The Mitake Gorge on the Tamagawa River is the closest whitewater to downtown Tokyo (video clip, 3.6 MB). While the lower reach of this river which runs along the southern border of the city limits is cluttered with urban debris, the clear water upstream runs through a scenic forested rural landscape. It’s hard to imagine you are less than two hours from downtown Tokyo. This is the traditional training ground for many of Japan’s most talented paddlers, home to several area university paddling clubs, and the site of competitive slalom racing. Aside from the internet message boards, it’s one of the best places to wander about in search of paddling partners if you’re new to Japan. The run is a dam release from Okutamagawa Reservoir and flows are generally boatable throughout most of the year, although the water can be a little low in winter. Most of the action here is clustered around Mitake train station. From the station it's a short walk to a bridge that spans the best section of whitewater—a class III boulder garden popular for slalom practice and instruction. Walking paths along the river provide a good vantage point for spectators and a convenient portage trail for those doing multiple runs of the section of rapids near the train station. Unfortunately the river is also popular with ayu fishermen and conflicts with paddlers are a common occurrence.

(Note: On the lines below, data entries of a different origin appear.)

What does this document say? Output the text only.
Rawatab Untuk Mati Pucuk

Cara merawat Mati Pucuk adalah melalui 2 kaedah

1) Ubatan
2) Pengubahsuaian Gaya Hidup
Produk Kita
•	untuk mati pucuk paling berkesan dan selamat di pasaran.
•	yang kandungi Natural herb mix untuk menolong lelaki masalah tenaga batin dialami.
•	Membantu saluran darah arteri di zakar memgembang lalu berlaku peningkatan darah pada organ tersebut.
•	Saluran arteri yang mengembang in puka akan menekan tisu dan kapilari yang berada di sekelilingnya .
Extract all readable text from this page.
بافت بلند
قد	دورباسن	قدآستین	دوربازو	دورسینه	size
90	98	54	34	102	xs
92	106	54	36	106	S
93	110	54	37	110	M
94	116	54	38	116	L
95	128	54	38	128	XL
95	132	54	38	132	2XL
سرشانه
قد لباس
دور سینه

From the put-in the river flows down to the Mitake Bridge and as you pass underneath the best rapids await on the downstream side of the bridge. This class III section continues for another 500 m before gradually tapering off to class II. Paddlers either carry back up to run this class III section multiple times (many spend the entire day practicing slalom gates or just playing in the rapids here), or paddle the full 10 km run.

The rest of the run is class II with several short boulder gardens interspersed with gravel bars. The run ends at a popular rodeo hole (video clip, 2.8 MB).